Forbes contributor Deep Patel wrote an article about how we can learn a lot from young, successful CEOs. The individuals discussed below teach us that it doesn't matter whether you have experience or not, are in a high ranking position or not, because either situation can be used to your advantage.
Don't let your age limit you
Tyler Haney is the CEO of Outdoor Voices, an athletic apparel brand. In an interview with CNBC, Haney stated that it was due to her age that she is where she is.
She said that her youth made her naïve. In other situations, this may have been a disadvantage, but not for Haney.
According to her, the beauty of being naïve was that she pushed the boundaries that were limiting her. She said she did not have any experience and thus asked to be present in people's offices in order to gain some.
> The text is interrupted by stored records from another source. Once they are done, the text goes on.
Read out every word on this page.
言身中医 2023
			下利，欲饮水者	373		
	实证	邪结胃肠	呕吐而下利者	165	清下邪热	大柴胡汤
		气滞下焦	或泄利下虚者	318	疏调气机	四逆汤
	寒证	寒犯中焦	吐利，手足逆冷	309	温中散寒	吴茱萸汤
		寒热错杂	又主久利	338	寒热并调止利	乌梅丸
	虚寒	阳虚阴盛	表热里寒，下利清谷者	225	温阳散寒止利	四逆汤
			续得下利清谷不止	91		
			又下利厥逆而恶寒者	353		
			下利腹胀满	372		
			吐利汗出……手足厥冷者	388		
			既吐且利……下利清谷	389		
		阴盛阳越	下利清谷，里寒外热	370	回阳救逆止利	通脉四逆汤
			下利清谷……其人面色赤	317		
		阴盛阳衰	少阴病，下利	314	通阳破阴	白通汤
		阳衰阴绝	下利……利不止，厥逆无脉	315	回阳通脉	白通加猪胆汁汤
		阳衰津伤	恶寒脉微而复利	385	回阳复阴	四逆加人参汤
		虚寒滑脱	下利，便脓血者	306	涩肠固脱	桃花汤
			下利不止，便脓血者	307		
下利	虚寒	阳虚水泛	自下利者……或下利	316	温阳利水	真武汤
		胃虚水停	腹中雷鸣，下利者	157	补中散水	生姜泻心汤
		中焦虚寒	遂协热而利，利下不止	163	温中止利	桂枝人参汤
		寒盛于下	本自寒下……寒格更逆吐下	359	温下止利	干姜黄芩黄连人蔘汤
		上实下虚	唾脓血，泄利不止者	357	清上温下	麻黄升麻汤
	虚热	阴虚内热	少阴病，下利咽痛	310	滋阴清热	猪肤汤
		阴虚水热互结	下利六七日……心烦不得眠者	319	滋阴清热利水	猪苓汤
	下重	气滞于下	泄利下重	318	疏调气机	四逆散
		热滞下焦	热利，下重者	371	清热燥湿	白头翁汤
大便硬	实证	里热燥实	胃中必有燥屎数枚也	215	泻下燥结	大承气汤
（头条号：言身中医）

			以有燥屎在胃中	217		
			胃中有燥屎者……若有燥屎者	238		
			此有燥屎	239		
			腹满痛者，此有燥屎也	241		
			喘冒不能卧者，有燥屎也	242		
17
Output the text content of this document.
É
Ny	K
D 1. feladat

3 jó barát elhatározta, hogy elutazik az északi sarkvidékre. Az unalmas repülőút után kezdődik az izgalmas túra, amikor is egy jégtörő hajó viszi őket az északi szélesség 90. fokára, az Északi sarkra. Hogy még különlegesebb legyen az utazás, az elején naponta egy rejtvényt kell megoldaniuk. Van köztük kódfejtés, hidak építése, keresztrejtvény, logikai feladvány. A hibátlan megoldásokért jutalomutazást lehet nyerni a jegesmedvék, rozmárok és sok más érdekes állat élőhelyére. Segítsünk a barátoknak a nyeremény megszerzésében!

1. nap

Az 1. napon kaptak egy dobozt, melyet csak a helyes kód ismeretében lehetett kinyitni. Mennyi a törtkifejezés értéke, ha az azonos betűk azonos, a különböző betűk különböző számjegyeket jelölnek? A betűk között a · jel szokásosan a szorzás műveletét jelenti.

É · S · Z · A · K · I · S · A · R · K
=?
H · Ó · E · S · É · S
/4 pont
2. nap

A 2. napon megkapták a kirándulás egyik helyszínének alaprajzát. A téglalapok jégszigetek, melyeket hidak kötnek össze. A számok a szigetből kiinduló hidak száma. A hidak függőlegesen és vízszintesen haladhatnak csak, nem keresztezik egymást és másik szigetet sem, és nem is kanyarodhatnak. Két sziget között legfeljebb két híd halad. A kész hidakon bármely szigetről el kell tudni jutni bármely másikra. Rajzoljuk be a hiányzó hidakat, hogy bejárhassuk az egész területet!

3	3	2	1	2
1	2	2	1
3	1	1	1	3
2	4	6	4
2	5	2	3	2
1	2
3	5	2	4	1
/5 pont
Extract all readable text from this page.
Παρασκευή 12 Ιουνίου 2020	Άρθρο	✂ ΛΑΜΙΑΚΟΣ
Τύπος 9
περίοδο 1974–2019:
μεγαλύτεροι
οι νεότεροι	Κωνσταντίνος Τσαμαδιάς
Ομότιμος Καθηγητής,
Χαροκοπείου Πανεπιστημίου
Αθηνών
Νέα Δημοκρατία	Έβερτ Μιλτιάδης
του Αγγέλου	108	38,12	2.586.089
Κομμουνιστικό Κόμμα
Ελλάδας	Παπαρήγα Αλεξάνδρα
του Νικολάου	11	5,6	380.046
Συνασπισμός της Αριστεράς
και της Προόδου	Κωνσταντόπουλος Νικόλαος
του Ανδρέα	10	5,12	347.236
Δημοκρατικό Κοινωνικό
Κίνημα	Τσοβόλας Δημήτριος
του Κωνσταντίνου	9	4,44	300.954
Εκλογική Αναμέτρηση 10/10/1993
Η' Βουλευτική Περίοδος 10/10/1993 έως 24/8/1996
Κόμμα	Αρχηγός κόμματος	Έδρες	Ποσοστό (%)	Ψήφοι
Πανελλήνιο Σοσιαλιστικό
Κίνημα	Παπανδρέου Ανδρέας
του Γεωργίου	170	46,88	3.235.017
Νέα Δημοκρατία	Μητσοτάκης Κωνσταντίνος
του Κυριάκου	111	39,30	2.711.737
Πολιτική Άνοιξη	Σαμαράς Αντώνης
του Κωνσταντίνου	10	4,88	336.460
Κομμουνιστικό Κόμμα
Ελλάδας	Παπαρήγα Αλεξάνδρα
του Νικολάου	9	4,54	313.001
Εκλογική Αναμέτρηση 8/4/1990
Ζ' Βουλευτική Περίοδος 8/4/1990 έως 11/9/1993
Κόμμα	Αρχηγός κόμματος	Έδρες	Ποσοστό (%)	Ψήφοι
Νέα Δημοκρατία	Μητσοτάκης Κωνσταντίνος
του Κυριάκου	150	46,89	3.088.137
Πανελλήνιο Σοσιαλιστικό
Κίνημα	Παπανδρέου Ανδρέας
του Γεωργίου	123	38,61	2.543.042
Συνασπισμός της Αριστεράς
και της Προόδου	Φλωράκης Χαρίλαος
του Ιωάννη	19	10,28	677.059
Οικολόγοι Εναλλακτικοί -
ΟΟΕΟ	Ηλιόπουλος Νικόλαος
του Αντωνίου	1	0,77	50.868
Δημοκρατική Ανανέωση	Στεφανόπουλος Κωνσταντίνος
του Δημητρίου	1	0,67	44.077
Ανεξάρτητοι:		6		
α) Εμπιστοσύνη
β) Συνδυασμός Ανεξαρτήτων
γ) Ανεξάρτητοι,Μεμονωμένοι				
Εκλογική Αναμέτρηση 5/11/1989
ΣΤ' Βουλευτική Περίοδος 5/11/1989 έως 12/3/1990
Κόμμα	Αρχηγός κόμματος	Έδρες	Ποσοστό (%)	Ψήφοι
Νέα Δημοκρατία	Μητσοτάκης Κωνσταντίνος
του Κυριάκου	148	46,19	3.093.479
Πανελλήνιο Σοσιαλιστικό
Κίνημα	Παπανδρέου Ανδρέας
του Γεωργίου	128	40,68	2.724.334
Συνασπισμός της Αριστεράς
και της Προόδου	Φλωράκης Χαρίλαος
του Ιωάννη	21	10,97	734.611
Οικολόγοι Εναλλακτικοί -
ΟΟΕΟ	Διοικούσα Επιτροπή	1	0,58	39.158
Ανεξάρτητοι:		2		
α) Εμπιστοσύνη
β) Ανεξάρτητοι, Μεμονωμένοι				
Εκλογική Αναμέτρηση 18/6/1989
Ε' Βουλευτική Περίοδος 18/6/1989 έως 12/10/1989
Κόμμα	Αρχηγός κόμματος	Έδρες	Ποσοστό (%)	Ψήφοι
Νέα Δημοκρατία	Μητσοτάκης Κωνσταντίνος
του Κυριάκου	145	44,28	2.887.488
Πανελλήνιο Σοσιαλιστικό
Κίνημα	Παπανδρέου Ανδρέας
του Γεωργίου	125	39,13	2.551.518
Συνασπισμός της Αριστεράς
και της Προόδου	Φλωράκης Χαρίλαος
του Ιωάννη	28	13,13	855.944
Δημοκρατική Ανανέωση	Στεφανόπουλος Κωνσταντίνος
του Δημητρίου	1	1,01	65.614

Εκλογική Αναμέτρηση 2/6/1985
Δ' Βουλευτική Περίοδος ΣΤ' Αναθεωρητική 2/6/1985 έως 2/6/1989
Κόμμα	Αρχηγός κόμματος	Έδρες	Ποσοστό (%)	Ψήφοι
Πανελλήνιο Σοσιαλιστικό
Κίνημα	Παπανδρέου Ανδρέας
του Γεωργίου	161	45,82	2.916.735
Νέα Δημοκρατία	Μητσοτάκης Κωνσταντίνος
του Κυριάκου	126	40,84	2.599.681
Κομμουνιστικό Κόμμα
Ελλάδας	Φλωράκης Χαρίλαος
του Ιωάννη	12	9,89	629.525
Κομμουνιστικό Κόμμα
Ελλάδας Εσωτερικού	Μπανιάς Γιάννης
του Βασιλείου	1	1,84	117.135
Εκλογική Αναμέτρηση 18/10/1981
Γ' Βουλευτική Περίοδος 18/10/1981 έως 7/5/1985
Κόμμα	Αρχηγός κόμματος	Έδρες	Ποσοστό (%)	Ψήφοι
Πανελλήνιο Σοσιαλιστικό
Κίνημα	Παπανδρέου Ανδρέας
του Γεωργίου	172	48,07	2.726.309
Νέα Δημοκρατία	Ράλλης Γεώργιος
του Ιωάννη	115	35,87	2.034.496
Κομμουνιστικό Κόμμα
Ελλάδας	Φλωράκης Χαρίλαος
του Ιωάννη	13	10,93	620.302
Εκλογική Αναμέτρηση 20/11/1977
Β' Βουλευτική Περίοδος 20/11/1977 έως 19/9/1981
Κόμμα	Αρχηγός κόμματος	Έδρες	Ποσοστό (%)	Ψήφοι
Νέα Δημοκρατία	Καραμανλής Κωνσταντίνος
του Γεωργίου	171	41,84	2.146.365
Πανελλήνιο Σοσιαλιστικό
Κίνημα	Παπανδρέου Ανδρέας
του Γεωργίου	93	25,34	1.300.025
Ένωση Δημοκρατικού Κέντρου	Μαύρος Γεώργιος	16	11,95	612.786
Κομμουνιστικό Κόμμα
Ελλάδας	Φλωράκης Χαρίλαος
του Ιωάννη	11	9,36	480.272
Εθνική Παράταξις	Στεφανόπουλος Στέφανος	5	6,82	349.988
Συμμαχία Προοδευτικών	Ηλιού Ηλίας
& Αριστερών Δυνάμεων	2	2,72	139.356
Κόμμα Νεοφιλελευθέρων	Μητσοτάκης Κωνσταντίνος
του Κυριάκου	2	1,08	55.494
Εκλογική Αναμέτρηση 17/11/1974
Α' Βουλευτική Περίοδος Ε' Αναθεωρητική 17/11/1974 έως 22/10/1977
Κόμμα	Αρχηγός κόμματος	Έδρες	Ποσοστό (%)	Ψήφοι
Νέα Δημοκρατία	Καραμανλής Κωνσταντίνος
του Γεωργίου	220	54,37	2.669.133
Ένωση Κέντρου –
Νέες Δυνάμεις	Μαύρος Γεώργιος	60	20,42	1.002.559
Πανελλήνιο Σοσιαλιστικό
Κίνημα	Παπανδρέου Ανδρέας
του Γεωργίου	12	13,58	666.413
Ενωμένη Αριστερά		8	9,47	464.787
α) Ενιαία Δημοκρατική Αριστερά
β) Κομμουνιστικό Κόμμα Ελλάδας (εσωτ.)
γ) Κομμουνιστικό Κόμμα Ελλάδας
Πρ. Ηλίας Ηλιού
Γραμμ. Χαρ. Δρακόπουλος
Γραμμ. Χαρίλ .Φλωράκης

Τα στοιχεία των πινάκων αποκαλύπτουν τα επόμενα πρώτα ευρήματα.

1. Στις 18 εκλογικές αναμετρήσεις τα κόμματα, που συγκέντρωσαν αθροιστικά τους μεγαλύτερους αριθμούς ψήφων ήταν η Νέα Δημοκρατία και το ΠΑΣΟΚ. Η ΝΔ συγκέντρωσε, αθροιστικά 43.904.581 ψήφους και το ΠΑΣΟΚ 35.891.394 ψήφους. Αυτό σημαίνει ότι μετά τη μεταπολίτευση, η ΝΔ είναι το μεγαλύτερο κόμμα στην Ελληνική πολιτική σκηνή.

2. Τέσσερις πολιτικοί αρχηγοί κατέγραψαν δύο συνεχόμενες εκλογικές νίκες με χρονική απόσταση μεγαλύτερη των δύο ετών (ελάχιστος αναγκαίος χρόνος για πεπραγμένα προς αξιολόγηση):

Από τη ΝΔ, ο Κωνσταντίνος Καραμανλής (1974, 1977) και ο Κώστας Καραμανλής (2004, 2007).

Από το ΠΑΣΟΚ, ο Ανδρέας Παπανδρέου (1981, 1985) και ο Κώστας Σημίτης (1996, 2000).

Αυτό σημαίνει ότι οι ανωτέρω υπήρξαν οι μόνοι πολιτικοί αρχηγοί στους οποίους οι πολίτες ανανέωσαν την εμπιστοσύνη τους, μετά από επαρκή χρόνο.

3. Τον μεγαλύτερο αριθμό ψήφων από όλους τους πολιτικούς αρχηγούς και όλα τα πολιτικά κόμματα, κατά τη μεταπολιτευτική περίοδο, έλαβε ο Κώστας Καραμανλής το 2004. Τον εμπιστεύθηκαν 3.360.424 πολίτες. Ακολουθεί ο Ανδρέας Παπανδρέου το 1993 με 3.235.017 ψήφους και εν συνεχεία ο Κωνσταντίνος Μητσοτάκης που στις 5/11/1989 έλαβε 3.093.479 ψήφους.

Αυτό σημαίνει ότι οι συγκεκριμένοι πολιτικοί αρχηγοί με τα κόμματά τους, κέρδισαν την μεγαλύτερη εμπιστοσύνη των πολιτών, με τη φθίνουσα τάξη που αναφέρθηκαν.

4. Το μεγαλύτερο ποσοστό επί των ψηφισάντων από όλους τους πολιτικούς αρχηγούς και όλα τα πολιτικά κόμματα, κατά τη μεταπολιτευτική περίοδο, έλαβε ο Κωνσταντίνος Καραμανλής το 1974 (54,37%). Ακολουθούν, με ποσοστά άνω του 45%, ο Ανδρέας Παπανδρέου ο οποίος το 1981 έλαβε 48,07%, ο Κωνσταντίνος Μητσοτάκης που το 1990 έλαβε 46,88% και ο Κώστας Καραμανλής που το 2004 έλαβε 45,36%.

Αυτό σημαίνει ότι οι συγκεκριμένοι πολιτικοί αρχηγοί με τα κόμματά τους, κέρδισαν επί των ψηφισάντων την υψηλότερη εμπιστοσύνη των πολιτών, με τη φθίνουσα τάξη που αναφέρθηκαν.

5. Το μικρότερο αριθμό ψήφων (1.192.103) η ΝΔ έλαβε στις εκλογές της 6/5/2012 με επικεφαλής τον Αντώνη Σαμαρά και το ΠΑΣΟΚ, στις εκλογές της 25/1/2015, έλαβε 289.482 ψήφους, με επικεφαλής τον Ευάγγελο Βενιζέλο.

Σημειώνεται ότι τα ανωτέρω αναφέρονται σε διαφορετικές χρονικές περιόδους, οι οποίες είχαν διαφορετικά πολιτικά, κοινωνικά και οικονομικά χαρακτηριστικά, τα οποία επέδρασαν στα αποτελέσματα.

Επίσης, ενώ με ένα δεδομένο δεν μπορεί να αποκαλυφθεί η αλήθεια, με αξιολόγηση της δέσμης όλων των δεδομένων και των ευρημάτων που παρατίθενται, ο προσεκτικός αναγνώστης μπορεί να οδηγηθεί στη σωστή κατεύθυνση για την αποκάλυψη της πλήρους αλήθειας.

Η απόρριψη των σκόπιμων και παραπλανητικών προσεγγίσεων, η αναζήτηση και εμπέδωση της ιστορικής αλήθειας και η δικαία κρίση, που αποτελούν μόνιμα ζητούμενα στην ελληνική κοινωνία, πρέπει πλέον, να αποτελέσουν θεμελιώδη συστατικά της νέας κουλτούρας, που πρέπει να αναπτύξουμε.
She wouldn't have asked if she were older and had some background and experience. But she wasn't older. She was young and naïve, bold enough to ask questions, be curious, and eventually break through barriers.
Do the dirty work.
Most people in high ranking positions pass off the dirty work to the subordinates or to secretaries. But not Richard Werbe of Studypool, an online tutoring platform.
For Werbe, no position is ever prestigious enough to hinder you from getting down and dirty in the job. He wrote in Huffington Post about an occasion wherein a Studypool user reported a bug in the platform.
Instead of assigning his developers to fix the issue, Werbe got himself involved. What resulted was the creation of new features and designs, prompting more user sign-ups.
Not everything can be found on the internet, nor should everything happen there. For another successful CEO, Carlo Cisco, it is important that people get to log off and mingle, meet other individuals beyond their usernames and email addresses, and physically interact.
Cisco is the founder of SELECT which is a concierge company. Patel writes that every month, the firm holds a gathering so that members can meet and mingle.